Philip Crawford, chief commissioner of the NICC, said the second Bell report would examine how Star has attempted to implement the recommendations from the first Bell inquiry.
“Bell Two will bring us back to the Bell report and The Star’s efforts to regain its casino licence in the shadow of that report,” he said. “There is much at stake for The Star, so the NICC is giving the casino every chance it can to demonstrate whether it has the capacity and competence to achieve suitability.
“The inquiry will provide the NICC with the information needed to make an important decision for The Star, its employees, its stakeholders and the wider community.”
What will Bell Two cover?
In a statement released today, Star confirmed that it had been advised about the second Bell report.
As well as examining the fallout of the first Bell report, the second inquiry will look at the culture at Star, which will include risk management culture and Star’s management and reporting lines. It will also examine whether Star has been able to obtain the financial resources needed to support The Star Casino.
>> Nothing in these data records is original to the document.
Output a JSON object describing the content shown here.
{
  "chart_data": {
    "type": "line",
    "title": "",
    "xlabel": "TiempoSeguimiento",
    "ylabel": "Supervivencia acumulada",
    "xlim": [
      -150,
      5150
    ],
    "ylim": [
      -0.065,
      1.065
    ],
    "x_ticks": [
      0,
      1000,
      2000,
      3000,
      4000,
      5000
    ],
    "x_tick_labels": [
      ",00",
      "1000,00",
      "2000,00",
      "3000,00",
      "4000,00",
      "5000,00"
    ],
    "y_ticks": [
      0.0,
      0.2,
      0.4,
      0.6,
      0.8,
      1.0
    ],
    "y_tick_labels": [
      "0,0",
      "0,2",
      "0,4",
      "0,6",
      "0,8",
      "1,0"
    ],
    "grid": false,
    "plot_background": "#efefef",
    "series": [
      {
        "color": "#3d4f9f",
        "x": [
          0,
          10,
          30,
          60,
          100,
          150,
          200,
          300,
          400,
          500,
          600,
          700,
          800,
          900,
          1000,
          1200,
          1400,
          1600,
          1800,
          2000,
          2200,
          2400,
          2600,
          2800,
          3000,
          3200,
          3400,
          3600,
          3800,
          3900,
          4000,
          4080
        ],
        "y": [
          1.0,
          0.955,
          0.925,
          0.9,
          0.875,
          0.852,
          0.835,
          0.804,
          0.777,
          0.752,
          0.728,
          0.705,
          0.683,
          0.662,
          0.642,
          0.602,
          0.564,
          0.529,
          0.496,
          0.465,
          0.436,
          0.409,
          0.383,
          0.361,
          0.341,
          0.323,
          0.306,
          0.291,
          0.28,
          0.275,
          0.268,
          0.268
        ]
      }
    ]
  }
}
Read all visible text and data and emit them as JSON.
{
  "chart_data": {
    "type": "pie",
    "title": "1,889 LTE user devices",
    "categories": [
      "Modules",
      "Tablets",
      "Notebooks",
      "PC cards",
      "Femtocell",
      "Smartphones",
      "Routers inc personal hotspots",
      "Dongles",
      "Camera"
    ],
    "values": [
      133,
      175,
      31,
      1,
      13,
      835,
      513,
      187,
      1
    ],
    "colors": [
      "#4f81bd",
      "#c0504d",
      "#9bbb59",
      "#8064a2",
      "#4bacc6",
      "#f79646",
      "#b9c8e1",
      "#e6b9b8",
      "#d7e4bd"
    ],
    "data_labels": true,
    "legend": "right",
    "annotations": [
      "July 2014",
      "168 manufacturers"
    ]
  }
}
Adam Bell SC’s original report outlined anti-money laundering and social responsibility failings at The Star Sydney stretching back years. A year later, a report into Star Sydney’s progress found the casino had implemented 22 of 30 recommended measures from the Bell report.
The blow comes as Star works to recover its reputation in NSW. It was declared unsuitable to hold a casino licence in the state in September 2022.
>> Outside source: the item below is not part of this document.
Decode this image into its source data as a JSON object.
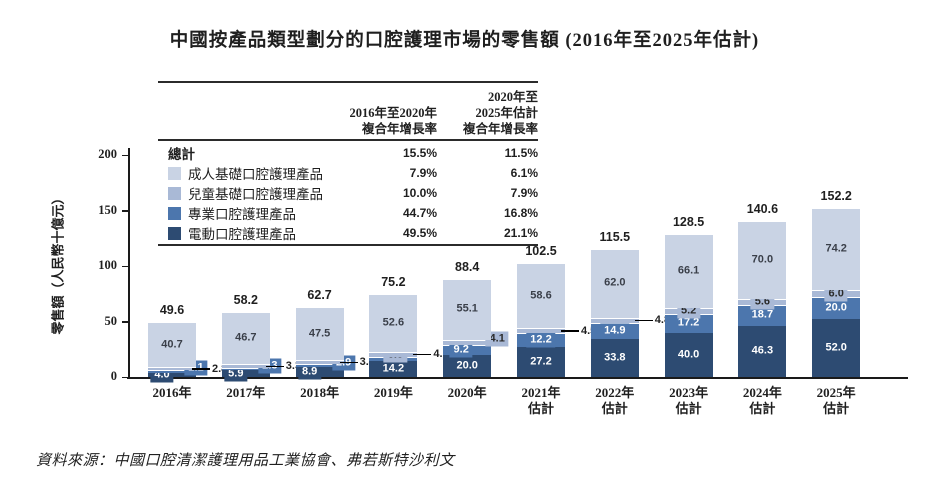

Star also faces a similar suspension in Queensland, as well as four class actions and a potential AUSTRAC fine. Most of these relate to connections to Chinese junket operators.
Trading halt
Star said the immediate trading halt request was related to contact today from the NICC. At the time of this statement, the operator did not disclose any further information about this inquiry.
It did, however, request that the trading halt remain in place until it releases further details about the inquiry, or 21 February, whichever comes first.
Star adds that it expects the trading halt request to be granted by the ASX.
Star agrees jobs guarantee deal in NSW
Contact from the NICC comes just days after Star struck a jobs guarantee deal in the state. Agreed last week, the binding deal requires Star to maintain a minimum headcount at its Sydney operations.
Under the same agreement with NSW treasurer Daniel Mookhey, Star will also begin a trial of cashless and carded play at its Sydney casino. This is a precursor to reforms due later this year in NSW.
In August last year, Star also secured concessions on casino duty rates with the NSW state. It has since worked on a transition plan to stabilise operations at its Sydney casino and curb further cuts.
Impact on financial performance
Regulatory action has, understandably, had an impact on Star’s financial results. Last August, Star announced a full-year loss of AU$2.4bn (£1.24bn/€1.46bn/US$1.57bn).
Star noted $2.8bn of outgoings labelled “significant items” in the year. These were linked to the series of fines the operator faced.
A $2.2bn non-cash impairment was reported for Sydney, Gold Coast and Treasury Brisbane goodwill and property assets. There were also regulatory and legal costs of $595m, debt restructuring costs of $54m and redundancy costs of $16m.
Those costs, minus a positive and growing EBITDA of AU$317m, meant an after tax loss of AU$2.4bn.